7.5 : Le ressourcement de la vie spirituelle sous la conduite d’Adrienne von Speyr et de Hans Urs von Balthasar
Dans ce processus de compréhension du rôle de Marie sous la constellation christologique primitive, il serait difficile d’omettre l’analyse du père Jacques Servais, s.j., traducteur des Prolégomènes de la Dramatique divine et accompagnateur spirituel de la Communauté St-Jean. Commentant les Exercices spirituels selon Hans Urs von Balthasar et Adrienne von Speyr, j’ai pu constater pourquoi et comment l’approfondissement de la trilogie balthasarienne permet de saisir cette pensée réformatrice. Chez le père Servais, l’expérience vécue par Madame Adrienne von Speyr, cofondatrice de la Communauté est indispensable. Toutefois, l’article ne sera pas analysé dans son entièreté, car celle-ci correspond à la pensée fondamentale de cette recherche: la Déclaration Inter Insigniores. Analyse et prospectives à partir de la pensée de Hans Urs von Balthasar. Pour cette dernière partie de mon analyse, je retiens deux aspects : (1) la "conversion" balthasarienne à la médiation maternelle ; (2) la réceptivité spirituelle, « Vermittlung », clé herméneutique de l’œuvre balthasarien.
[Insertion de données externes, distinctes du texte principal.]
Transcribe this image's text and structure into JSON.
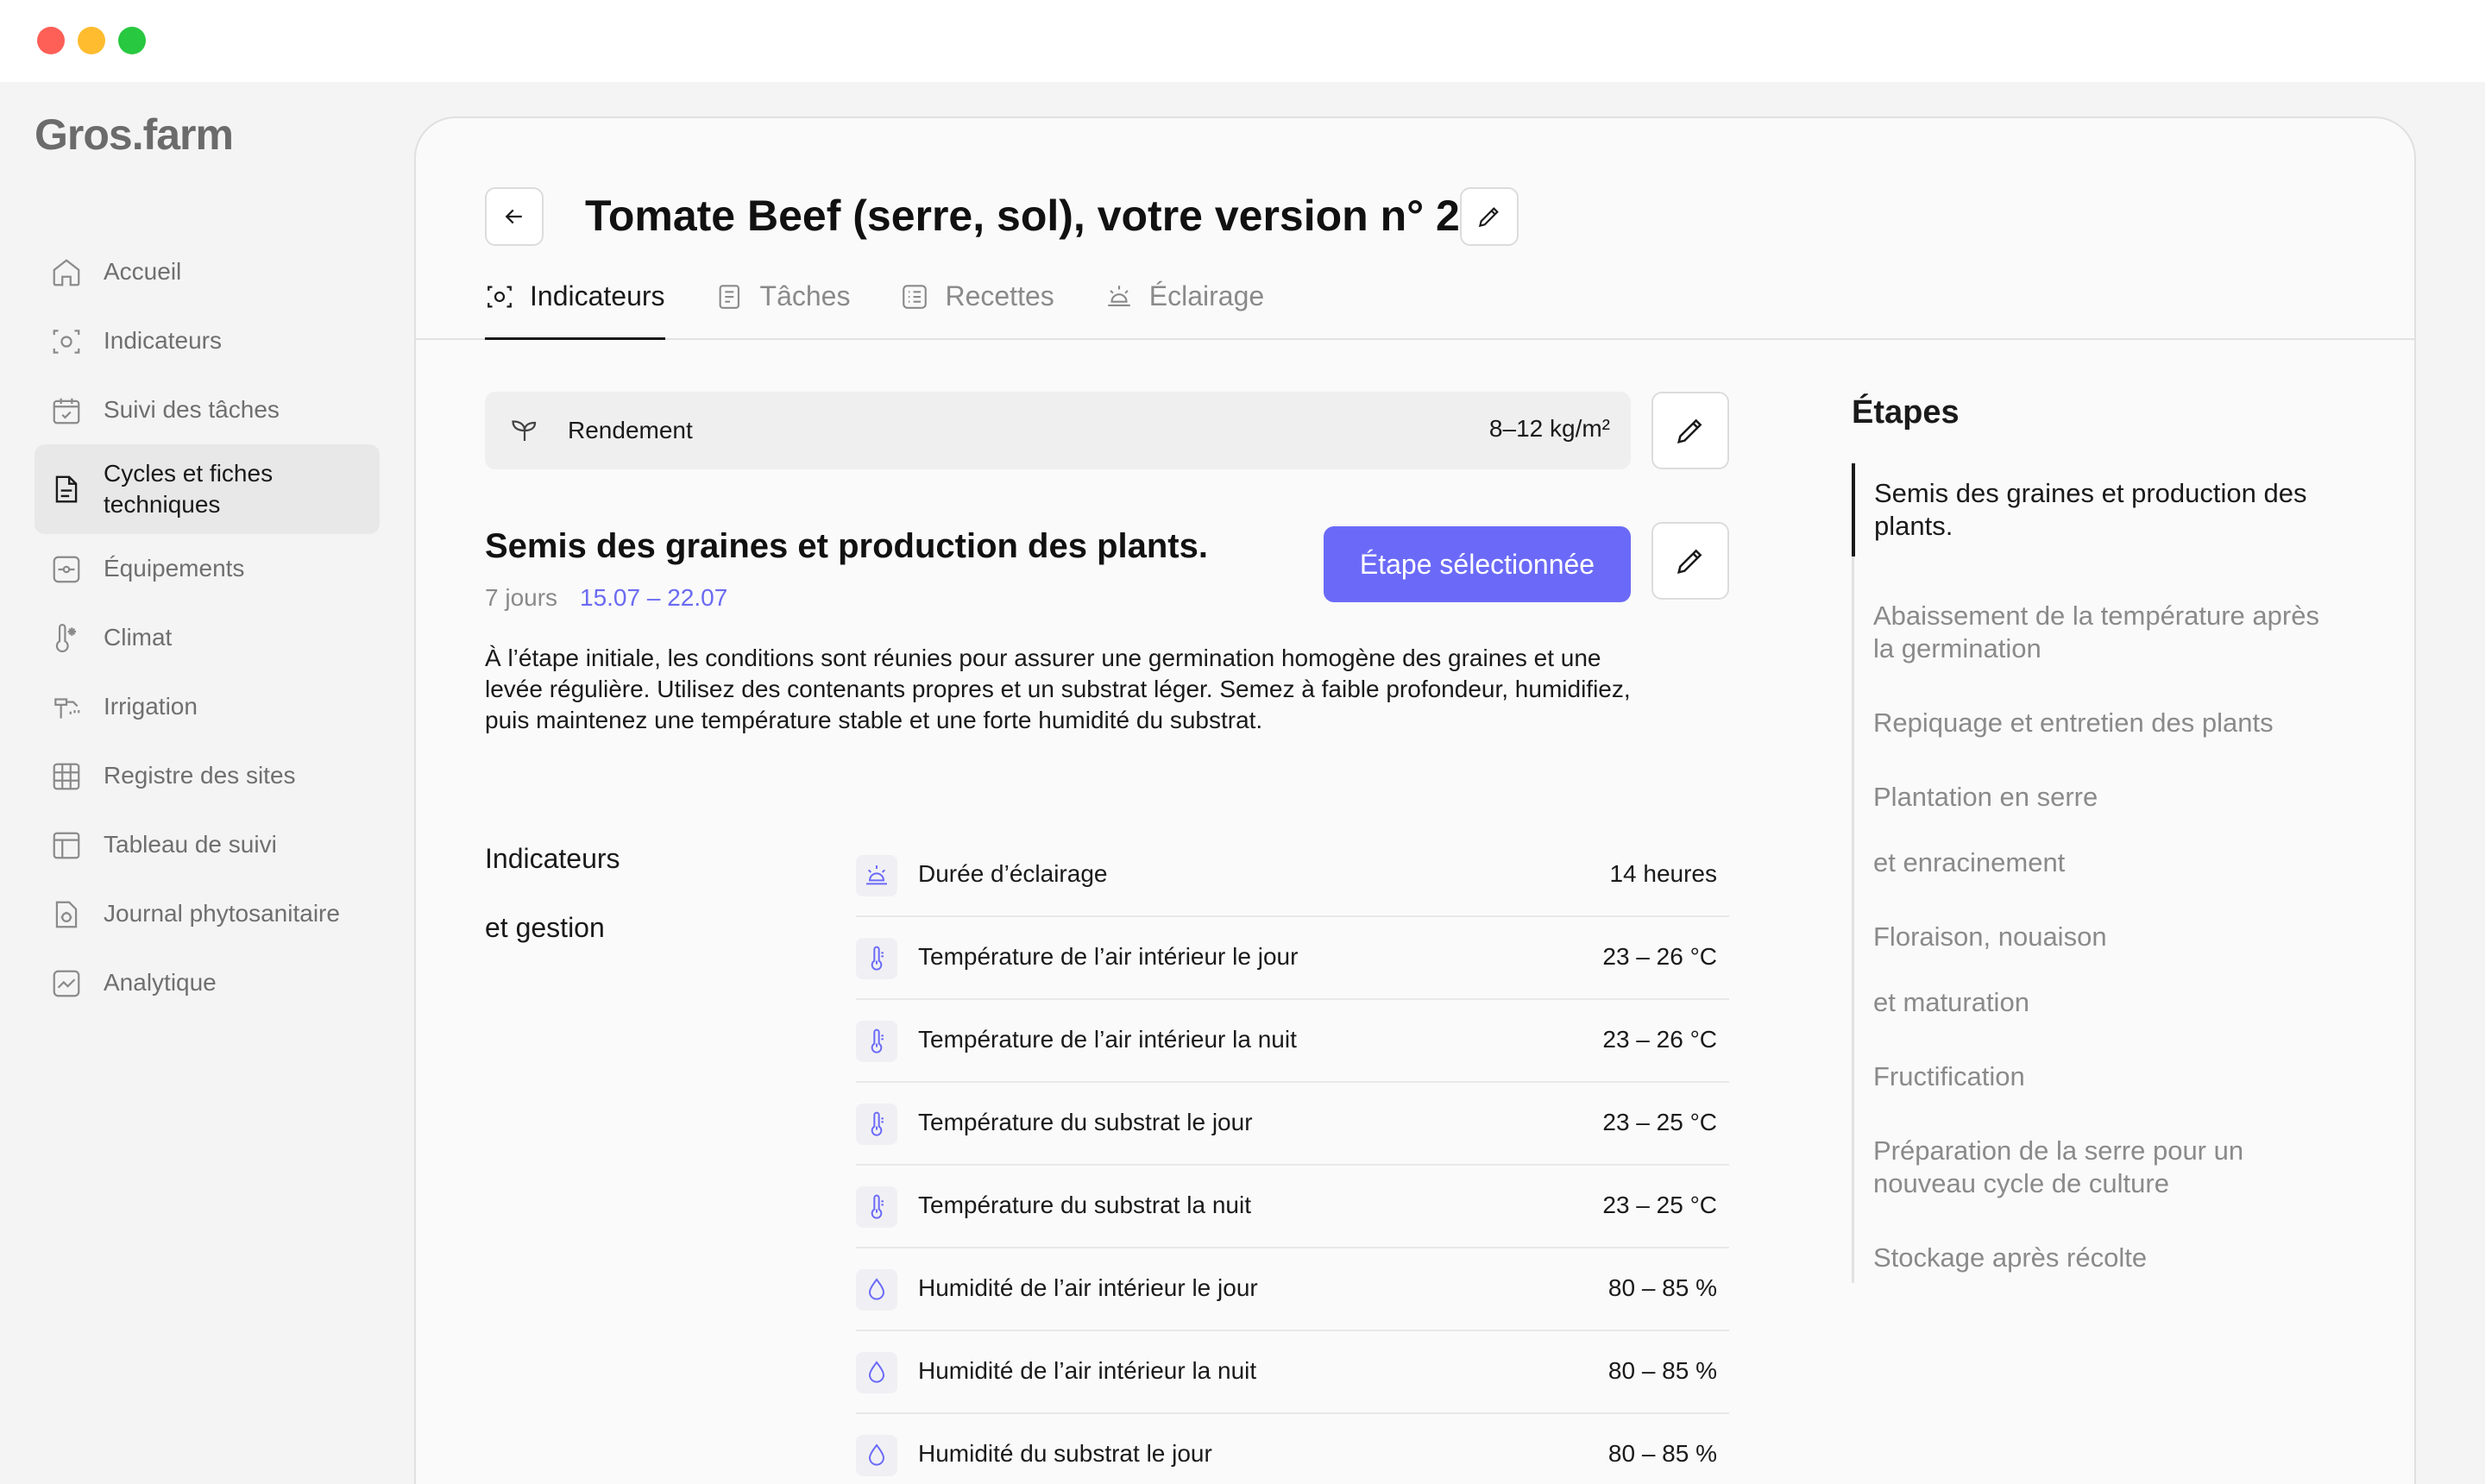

7.5.1 : la conversion balthasarienne à la médiation maternelle
Lors de l’émission Rencontre présentée à Radio-Canada, Hans Urs von Balthasar révèle la teneur de son engagement : «fonder une grande théologie ignatienne qui serait derrière les Exercices, derrière tout ce qu’Ignace a pensé et dit. » (Archives nationales du Canada 331208-0338/0338) Le ressourcement spirituel, tel que perçu par le père Servais, pointe vers cet horizon théologique fondamental. La médiation maternelle de Marie, symbole réel d’Israël, ne saurait être dissociée de la constellation christologique primitive. Dès le point de départ, le père Servais détermine ce que signifie chez von Balthasar, le thème allemand : Vermittlung als Auftrag (médiation comme mission). Par là, celui-ci se distance d’une théologie de la médiation (Vermittlungstheologie), uniquement centrée sur des notions de soi contradictoires, en voulant, non point les harmoniser, mais en les dépassant par la création d’un troisième terme (Aufhebung), comme dans la philosophie hégélienne. Ce qui est visé n’est pas la conception de la médiation de Jésus comme point de contact entre deux moments fondamentalement opposés : la transcendance et l’historicité de la Révélation. Le père Servais se détache d’une perception de la théologie balthasarienne qui ne serait qu’une reprise du paradoxe, élément central de la théologie dialectique protestante. Toutefois, il y a là une équivoque, car en se basant sur la catégorie centrale du surnaturel, notre auteur entend précisément surmonter les "déficiences" internes de cette théologie (7.4). L’œuvre balthasarienne consiste à jeter des ponts entre la théologie barthienne et la doctrine catholique. Toutefois, tel qu’Hans Urs von Balthasar l’indiquait, Barth et lui ont engagé un véritable dialogue, l’un influençant l’autre. Pour le père Servais, toute personne « qui veut être fidèle à son héritage devrait entrer courageusement en dialogue avec le monde contemporain, en particulier avec ceux et celles qui proposent des vues alternatives. Il devra prendre attentivement en considération la situation actuelle du monde comme de l’Église et faire œuvre de réconciliation entre des univers contrastés. » (COLL.2 75-78)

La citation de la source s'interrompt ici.